Mediocrity at Love Letter Pizza and Chicken
Packed beside countless other unassuming restaurants and cafes on Colima, Love Letter Pizza & Chicken easily blended in and was quite difficult to find. However, what made it especially harder to find was that its main sign wasn’t in English. This kind of disconnect, I felt, was sadly reflected in the food as well, since its entrées were simply adequate though clearly had the potential to be so much better.

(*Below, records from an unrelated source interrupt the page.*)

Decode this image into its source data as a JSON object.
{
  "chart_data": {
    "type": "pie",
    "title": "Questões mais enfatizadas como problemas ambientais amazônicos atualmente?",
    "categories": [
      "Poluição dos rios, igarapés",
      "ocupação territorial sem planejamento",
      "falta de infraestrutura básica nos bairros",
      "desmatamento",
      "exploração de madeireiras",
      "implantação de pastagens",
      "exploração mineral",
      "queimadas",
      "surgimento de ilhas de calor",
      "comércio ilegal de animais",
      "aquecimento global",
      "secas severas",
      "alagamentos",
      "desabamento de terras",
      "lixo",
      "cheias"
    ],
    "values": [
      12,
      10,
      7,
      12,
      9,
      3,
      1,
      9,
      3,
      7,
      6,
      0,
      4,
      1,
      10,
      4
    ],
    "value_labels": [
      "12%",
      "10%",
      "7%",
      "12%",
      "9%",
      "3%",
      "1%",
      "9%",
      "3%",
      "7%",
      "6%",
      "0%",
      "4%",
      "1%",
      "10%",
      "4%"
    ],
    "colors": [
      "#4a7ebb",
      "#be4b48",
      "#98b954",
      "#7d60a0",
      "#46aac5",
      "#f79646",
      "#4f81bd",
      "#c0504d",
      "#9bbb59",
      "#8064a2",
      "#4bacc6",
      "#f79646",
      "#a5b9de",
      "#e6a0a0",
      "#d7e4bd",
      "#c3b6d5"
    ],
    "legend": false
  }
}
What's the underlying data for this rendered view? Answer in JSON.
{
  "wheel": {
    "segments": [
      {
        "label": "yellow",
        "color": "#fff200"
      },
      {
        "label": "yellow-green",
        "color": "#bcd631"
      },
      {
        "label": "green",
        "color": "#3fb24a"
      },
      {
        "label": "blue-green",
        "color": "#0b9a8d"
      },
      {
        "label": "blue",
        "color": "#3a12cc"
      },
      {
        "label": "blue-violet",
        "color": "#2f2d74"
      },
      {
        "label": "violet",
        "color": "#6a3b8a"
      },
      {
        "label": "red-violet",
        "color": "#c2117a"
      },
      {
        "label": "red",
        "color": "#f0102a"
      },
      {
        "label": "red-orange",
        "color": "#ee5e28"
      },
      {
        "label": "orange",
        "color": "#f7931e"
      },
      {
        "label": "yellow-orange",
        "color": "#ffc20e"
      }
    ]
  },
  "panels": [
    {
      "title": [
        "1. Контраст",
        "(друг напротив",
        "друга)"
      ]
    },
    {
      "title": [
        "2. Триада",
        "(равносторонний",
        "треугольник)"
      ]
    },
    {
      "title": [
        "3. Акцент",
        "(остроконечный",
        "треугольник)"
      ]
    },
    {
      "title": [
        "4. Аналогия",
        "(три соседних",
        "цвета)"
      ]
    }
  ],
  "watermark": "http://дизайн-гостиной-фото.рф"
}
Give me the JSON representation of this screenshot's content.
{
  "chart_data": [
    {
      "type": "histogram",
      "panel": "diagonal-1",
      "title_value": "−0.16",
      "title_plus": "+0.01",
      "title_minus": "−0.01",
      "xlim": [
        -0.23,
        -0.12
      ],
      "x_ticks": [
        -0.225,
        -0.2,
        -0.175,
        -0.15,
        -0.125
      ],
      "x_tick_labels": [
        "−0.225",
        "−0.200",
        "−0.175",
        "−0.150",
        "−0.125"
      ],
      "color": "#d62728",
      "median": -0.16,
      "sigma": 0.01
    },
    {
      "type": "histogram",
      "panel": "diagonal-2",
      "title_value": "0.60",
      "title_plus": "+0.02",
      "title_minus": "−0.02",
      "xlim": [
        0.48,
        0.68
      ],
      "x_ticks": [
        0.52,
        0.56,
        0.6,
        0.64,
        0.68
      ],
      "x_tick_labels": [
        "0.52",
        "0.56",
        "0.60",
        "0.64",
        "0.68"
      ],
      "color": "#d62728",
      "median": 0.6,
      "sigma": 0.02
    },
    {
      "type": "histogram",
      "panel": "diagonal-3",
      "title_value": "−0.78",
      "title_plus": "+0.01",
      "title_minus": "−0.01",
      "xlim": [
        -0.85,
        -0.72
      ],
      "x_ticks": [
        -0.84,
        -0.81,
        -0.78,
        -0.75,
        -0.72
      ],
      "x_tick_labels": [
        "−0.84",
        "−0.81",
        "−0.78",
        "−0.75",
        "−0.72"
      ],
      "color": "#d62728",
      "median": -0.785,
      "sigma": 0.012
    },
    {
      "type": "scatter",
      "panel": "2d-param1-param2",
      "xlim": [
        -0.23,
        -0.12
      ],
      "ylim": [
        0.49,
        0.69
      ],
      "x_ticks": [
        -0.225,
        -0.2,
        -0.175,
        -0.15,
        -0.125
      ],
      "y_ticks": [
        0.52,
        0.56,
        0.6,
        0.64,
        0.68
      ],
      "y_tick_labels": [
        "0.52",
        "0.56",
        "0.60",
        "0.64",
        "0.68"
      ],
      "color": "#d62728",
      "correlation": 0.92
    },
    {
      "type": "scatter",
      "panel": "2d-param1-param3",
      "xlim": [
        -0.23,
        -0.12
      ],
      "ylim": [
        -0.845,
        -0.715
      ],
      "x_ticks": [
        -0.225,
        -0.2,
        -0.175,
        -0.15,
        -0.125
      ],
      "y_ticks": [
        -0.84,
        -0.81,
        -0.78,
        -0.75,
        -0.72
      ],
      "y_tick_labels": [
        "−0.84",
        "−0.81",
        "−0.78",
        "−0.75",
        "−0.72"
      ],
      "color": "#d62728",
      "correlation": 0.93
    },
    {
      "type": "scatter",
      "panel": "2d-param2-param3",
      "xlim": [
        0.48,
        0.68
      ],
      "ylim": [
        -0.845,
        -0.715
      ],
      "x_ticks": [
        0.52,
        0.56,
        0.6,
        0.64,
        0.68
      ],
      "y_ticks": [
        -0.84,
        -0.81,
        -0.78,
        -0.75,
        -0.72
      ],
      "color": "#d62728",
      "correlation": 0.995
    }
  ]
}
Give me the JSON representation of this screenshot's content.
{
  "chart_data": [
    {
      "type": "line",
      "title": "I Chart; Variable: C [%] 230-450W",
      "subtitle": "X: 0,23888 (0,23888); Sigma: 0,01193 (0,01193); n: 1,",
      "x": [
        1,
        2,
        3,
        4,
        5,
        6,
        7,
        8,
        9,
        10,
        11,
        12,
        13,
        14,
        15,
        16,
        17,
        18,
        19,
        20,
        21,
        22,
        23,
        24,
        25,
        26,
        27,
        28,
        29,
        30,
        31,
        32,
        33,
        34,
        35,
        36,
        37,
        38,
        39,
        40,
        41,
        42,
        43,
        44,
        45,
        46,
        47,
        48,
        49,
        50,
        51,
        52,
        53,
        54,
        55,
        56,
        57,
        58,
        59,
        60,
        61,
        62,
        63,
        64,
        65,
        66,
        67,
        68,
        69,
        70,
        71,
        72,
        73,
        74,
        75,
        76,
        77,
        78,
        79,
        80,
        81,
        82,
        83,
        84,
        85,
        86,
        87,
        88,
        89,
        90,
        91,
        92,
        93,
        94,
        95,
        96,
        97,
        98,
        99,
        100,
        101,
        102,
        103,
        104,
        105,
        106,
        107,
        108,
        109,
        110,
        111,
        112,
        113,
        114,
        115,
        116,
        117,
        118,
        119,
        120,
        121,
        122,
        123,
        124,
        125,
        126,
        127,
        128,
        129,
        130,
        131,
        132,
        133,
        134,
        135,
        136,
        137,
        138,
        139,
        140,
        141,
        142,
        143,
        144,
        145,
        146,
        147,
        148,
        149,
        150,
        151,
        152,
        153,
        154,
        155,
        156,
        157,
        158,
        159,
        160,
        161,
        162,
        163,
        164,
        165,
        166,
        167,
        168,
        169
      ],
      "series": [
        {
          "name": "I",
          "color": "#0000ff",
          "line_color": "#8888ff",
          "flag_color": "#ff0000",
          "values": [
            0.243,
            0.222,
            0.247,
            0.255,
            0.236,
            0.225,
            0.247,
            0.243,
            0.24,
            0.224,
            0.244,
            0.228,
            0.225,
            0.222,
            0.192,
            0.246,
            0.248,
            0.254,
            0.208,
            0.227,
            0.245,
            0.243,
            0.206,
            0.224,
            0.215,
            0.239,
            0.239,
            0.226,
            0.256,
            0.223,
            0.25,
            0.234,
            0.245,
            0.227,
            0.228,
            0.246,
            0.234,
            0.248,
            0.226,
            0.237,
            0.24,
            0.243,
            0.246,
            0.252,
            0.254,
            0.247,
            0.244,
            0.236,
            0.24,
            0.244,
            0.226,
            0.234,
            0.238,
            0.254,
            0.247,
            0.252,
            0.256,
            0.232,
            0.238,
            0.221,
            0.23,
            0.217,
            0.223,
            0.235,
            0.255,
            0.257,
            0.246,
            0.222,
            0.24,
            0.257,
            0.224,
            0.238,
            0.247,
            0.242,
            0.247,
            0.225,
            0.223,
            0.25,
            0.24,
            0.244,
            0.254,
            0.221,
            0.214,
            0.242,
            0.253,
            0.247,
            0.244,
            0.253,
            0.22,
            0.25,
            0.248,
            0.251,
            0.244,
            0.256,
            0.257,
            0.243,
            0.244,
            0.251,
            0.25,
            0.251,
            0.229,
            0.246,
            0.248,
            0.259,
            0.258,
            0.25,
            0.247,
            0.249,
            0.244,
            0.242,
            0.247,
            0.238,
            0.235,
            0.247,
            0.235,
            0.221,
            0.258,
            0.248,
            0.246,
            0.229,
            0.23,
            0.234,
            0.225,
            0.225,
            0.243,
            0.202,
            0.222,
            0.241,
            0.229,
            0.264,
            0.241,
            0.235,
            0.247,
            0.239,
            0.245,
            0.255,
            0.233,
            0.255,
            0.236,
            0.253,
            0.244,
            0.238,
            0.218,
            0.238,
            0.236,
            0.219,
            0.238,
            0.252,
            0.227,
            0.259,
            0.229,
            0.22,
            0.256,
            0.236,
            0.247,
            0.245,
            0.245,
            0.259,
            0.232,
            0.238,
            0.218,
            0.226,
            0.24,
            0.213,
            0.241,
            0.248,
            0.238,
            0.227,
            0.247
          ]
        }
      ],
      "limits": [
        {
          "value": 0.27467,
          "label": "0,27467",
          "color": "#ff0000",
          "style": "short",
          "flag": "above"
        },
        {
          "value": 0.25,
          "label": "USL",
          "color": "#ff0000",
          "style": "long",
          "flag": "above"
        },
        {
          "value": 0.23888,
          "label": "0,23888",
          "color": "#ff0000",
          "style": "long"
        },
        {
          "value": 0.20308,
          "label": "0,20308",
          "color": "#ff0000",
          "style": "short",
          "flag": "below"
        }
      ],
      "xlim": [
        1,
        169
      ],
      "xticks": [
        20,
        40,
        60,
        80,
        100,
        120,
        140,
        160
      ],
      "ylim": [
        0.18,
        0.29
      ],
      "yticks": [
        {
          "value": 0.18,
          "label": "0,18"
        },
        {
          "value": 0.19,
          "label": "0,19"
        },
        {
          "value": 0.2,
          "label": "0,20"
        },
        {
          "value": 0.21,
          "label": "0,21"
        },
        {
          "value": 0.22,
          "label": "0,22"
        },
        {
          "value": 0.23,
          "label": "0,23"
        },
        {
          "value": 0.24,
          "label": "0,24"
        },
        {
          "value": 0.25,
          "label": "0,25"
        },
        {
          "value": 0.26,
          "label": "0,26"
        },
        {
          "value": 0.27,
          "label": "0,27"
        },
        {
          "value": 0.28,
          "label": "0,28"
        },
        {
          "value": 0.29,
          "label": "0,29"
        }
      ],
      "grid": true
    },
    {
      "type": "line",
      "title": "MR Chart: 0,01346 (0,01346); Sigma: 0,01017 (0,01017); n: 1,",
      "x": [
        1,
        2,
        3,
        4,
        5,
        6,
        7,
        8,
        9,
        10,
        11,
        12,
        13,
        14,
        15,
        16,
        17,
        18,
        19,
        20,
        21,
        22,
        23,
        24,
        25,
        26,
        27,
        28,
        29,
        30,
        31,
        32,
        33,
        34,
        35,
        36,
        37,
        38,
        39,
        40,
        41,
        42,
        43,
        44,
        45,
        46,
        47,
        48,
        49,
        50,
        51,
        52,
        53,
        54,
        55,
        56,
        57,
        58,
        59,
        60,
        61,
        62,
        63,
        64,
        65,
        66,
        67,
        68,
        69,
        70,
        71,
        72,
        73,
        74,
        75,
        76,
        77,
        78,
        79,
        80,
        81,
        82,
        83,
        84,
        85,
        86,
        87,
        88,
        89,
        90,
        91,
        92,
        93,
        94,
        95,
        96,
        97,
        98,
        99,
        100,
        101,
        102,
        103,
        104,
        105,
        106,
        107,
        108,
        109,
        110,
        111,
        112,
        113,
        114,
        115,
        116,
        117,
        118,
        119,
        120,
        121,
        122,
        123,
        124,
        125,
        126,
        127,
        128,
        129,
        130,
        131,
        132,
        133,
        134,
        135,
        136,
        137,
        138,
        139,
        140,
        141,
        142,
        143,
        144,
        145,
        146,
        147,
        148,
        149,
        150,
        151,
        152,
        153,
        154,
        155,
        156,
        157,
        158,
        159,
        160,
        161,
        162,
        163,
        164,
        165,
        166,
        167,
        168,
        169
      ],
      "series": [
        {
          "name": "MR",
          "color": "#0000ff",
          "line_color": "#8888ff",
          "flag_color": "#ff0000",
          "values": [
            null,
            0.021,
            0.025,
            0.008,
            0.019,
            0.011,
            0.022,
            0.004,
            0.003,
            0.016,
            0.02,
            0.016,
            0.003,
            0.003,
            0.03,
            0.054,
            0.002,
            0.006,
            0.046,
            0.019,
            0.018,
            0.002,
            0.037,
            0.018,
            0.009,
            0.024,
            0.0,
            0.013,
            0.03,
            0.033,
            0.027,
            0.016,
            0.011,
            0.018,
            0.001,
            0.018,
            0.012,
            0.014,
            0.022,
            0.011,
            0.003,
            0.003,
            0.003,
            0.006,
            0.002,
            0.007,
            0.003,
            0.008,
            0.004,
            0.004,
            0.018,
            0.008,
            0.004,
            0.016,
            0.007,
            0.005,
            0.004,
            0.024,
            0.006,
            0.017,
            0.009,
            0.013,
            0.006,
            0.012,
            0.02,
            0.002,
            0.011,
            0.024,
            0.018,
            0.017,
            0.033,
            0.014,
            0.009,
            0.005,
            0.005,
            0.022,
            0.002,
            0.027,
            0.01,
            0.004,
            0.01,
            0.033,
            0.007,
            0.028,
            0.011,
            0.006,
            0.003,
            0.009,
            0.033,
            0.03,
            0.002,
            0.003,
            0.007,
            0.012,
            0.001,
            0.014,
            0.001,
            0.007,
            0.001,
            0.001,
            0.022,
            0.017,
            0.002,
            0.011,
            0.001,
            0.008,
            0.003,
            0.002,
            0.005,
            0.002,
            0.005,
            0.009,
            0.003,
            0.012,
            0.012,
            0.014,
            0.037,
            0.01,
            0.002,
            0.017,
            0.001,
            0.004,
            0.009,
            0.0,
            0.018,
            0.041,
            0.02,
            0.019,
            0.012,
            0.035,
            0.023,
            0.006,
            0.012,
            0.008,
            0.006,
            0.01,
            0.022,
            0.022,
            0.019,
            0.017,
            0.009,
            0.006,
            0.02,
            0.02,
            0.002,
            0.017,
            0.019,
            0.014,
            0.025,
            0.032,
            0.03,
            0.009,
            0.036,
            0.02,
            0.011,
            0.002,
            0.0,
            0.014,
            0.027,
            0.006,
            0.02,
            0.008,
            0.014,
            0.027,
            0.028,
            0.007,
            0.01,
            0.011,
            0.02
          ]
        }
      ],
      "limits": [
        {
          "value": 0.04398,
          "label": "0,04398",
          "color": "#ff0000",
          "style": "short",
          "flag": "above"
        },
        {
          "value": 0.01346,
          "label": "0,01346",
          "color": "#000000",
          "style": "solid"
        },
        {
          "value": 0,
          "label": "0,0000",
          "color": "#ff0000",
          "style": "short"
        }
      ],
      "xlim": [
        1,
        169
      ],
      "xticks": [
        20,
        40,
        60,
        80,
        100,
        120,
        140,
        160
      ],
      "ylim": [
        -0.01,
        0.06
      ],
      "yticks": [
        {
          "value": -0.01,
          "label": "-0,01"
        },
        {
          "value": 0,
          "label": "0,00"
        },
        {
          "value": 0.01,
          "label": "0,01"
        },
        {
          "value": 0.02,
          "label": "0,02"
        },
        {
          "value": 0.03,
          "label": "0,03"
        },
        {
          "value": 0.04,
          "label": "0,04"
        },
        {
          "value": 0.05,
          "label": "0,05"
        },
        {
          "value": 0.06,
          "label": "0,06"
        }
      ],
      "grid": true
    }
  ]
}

In honor of the restaurant’s name, I ordered pizza and chicken, both of which gave me mixed results. As I ate a modest slice of the Supreme Pizza, I enjoyed its array of quality ingredients. This included the cheese’s fresh stringiness as it worked well with the medley of diverse toppings like bulgogi beef and pineapple. These toppings proved that the pizza didn’t rely solely on overwhelming saltiness for flavor, since there was a distinct deliciousness that was often met with the refreshing taste of vegetables and pineapple. While some of the ingredients had made their impact and raised my expectations for an amazing pizza, the pizza still fell flat for me. For one thing, I was unable to taste the bulgogi beef, which hindered what would have been a dynamic arrangement of flavors. Furthermore, there weren’t enough toppings, so after a while, I would taste more of the bland pizza dough than the toppings.
Similarly, the popcorn chicken with its mild sauce would have made a very delicious meal, if there were a few minor tweaks to the recipe. Even though I ordered the popcorn chicken with a mild sauce, it was too strong with the taste of garlic spiciness, overwhelming my taste buds. This disappointed me because I could tell that the chicken was fried just right and crisply.
Overall, it was a mediocre experience at Love Letter Pizza & Chicken because the restaurant had certainly made the stellar effort, but it just wasn’t quite right. Little details such as the pizza’s flavorless dough or the popcorn chicken’s overuse of sauce contributed to such an average experience. Hopefully these minor deficiencies will be rectified in the future.